MinReads Minimum coverage required at a locus in an individual to apply a binomial test and call a genotype. Default: 10.

pvalLow For each locus in each individual, a binomial test is applied to score the sample as heterozygous or homozygous (assumption: two alleles in a heterozygote will be sequenced in equal frequencies). Default: 0.0001.

pvalHigh Same as pvalLow, but allows for a different p-value threshold for loci that have relatively high total counts. Default: 0.00001.

pvalThresh Threshold number of reads at a locus in each binomial test that determines whether pvalLow or pvalHigh is used as the critical p-value. Default: 100.

subset Option to genotype only a subset of the individuals in dataset. Default: ‘0’, and includes all samples. If set to ‘1’, a text file must be provided with the names of the samples to include. Default name for this file is ‘SamplesForSubset.txt’, and it should be located in the main AftrRAD directory.

subsetfile File name/path containing file with sample names to include in genotyping. Only applies if ‘1’ is set above. Default: file ‘SamplesForSubset.txt’, in the main AftrRAD directory.

maxProcesses Maximum number of processors to use in a parallel run.

This script will ask whether to eliminate specific samples based on the amount of missing data at polymorphic loci in each of the samples.

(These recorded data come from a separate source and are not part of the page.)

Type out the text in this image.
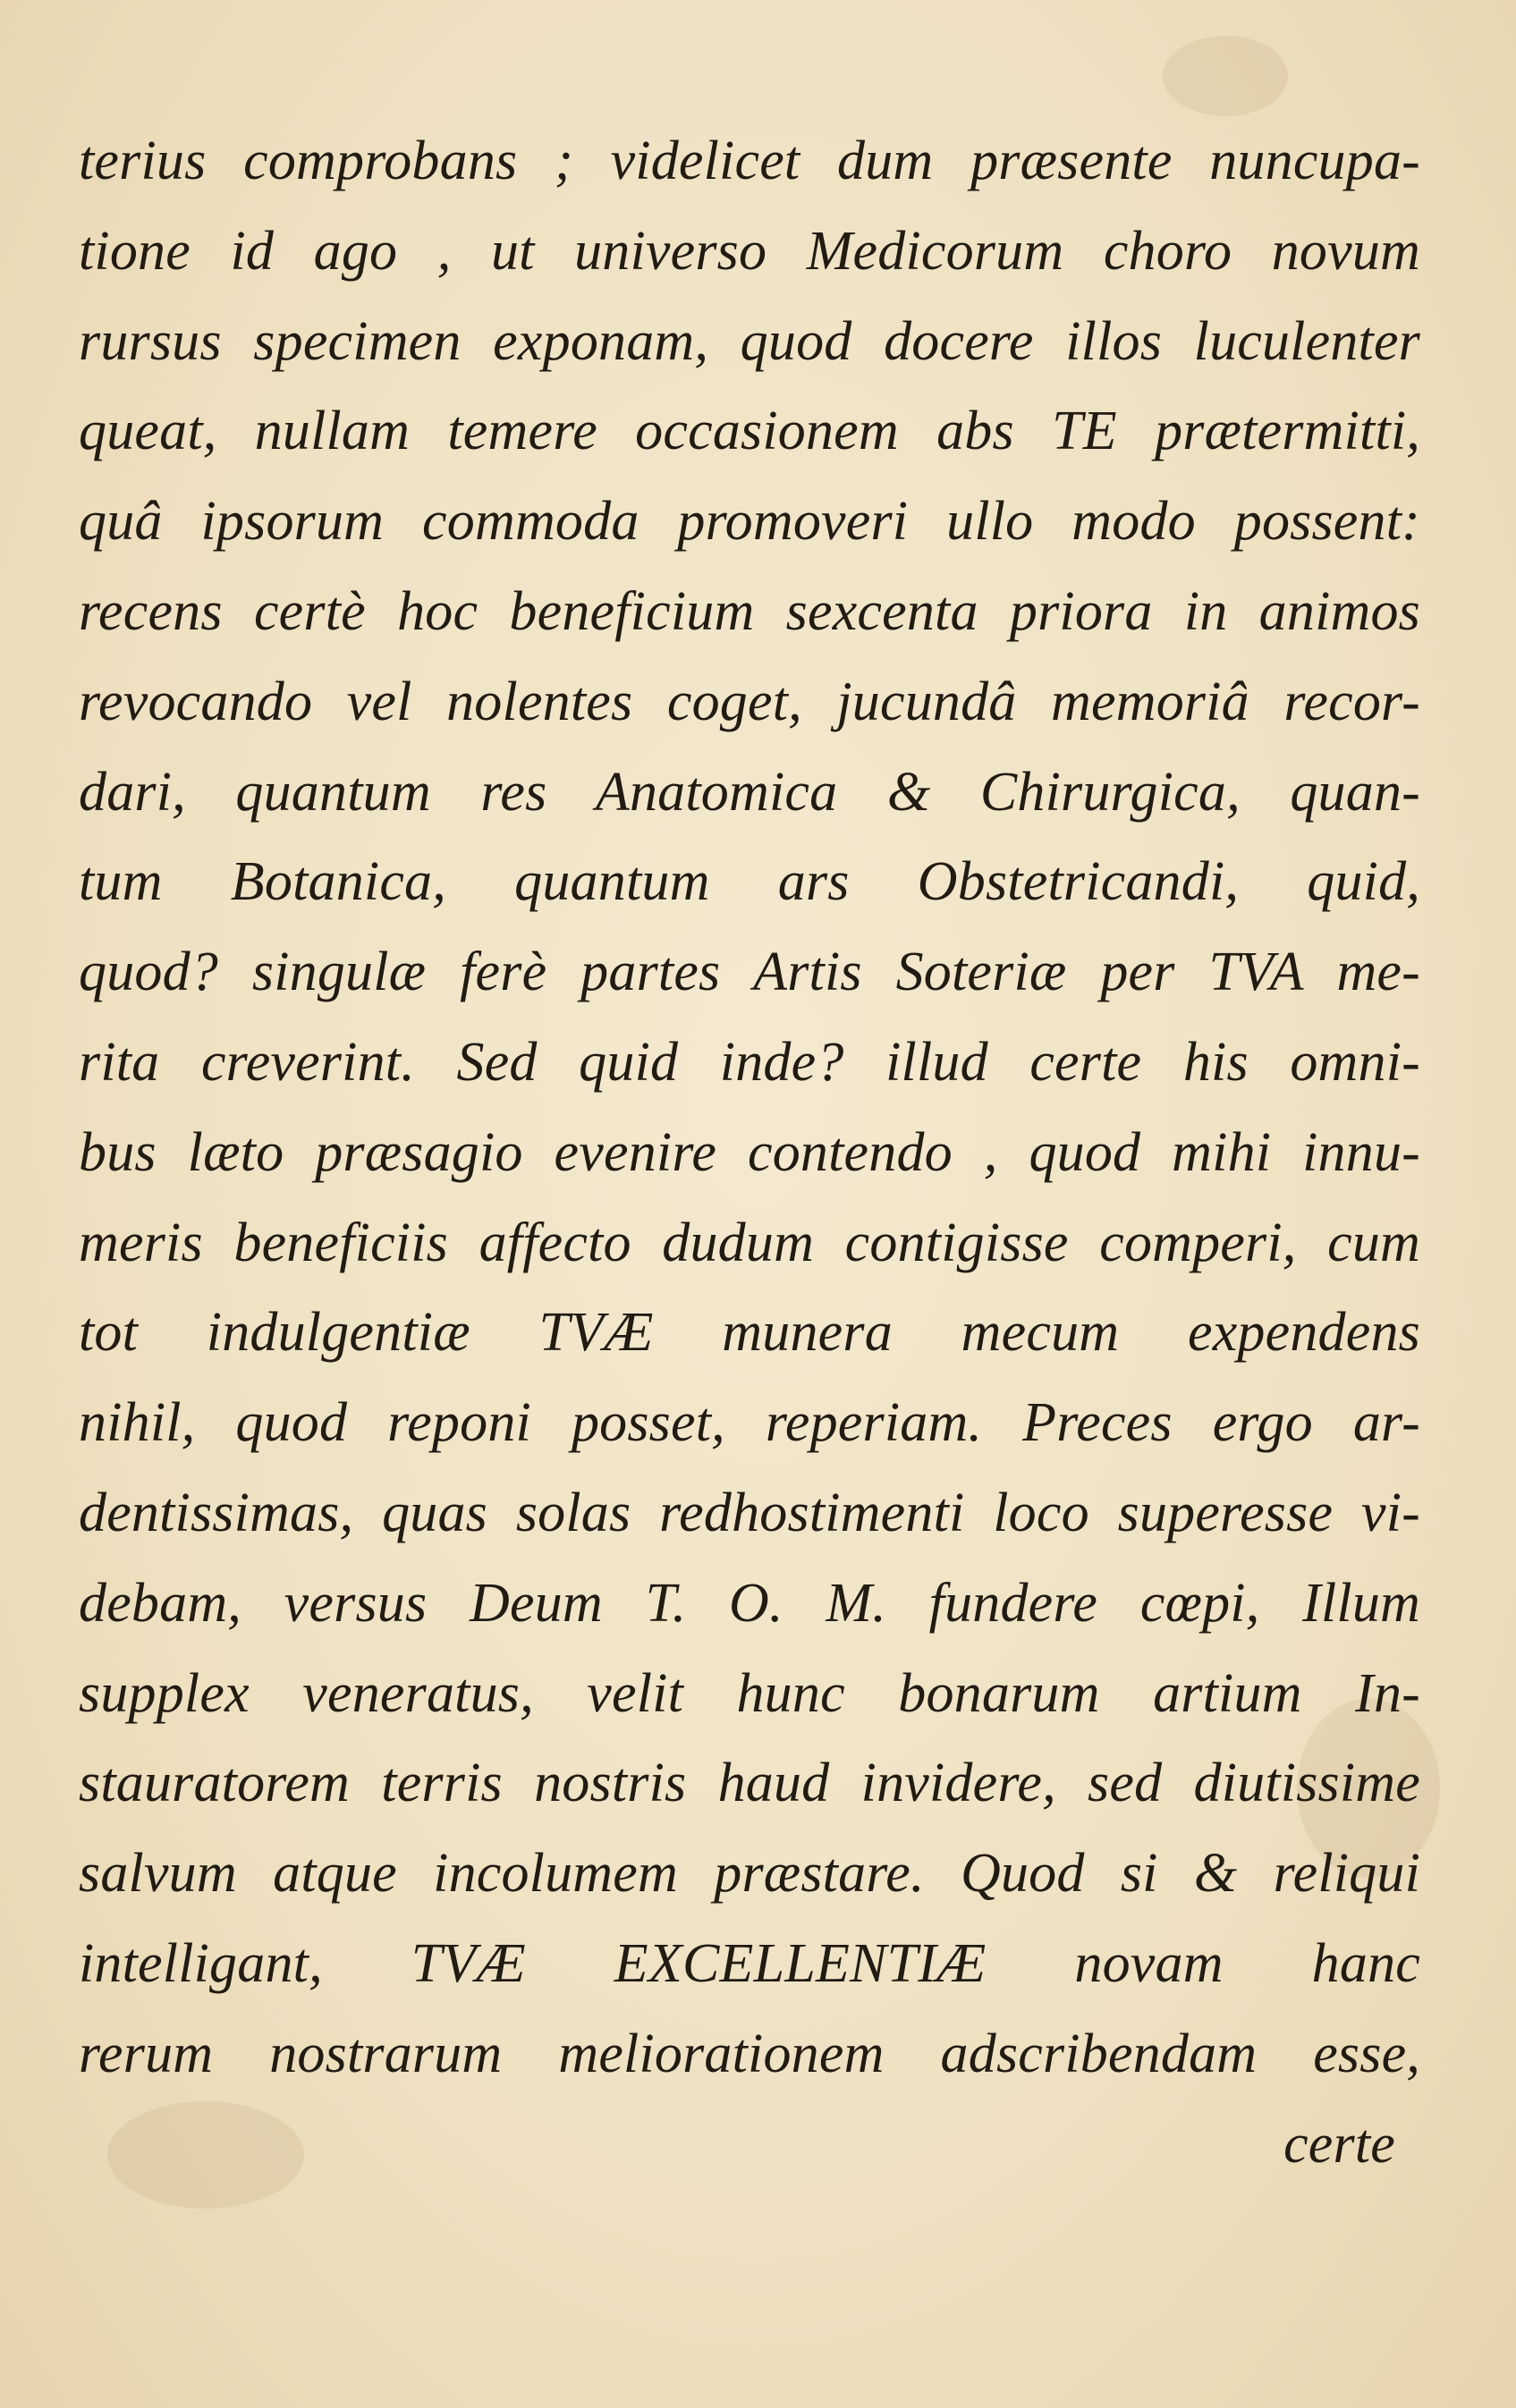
terius comprobans ; videlicet dum præsente nuncupa-
tione id ago , ut universo Medicorum choro novum
rursus specimen exponam, quod docere illos luculenter
queat, nullam temere occasionem abs TE prætermitti,
quâ ipsorum commoda promoveri ullo modo possent:
recens certè hoc beneficium sexcenta priora in animos
revocando vel nolentes coget, jucundâ memoriâ recor-
dari, quantum res Anatomica & Chirurgica, quan-
tum Botanica, quantum ars Obstetricandi, quid,
quod? singulæ ferè partes Artis Soteriæ per TVA me-
rita creverint. Sed quid inde? illud certe his omni-
bus læto præsagio evenire contendo , quod mihi innu-
meris beneficiis affecto dudum contigisse comperi, cum
tot indulgentiæ TVÆ munera mecum expendens
nihil, quod reponi posset, reperiam. Preces ergo ar-
dentissimas, quas solas redhostimenti loco superesse vi-
debam, versus Deum T. O. M. fundere cœpi, Illum
supplex veneratus, velit hunc bonarum artium In-
stauratorem terris nostris haud invidere, sed diutissime
salvum atque incolumem præstare. Quod si & reliqui
intelligant, TVÆ EXCELLENTIÆ novam hanc
rerum nostrarum meliorationem adscribendam esse,
certe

Name of samples provided as “bad samples” are suggestions and to make a decision check the “MissingDataProportions.txt” and “MissingDataCounts” files present in the “Output/RunInfo” directory.

PART 3 Steps 6 and 7* (FilterSNPs.pl and formatting scripts for downstream analyses)

Finally, you will need to type perl FilterSNPs.pl followed by any arguments you want to modify.

Arguments for this perl script are:

pctScored Percent of individuals that must be genotyped in order to retain the locus. Default: 100.

maxSNP Maximum location along the reads to score SNPs. Value should be chosen based on the file Output/RunInfo/SNPLocations.pdf. Default:0, which prints all SNPs.

MinReads Minimum coverage required at a locus in an individual to score a genotype. Default is to use the value used in the most recent run of Genotypes.pl.

In AftrRAD, you can find different perl scripts to prepare input files for phylogenetic and population genetic analyses. Go to the Formatting folder located in the main AftrRAD directory and type perl ScriptNameThatYouAreInterested.pl.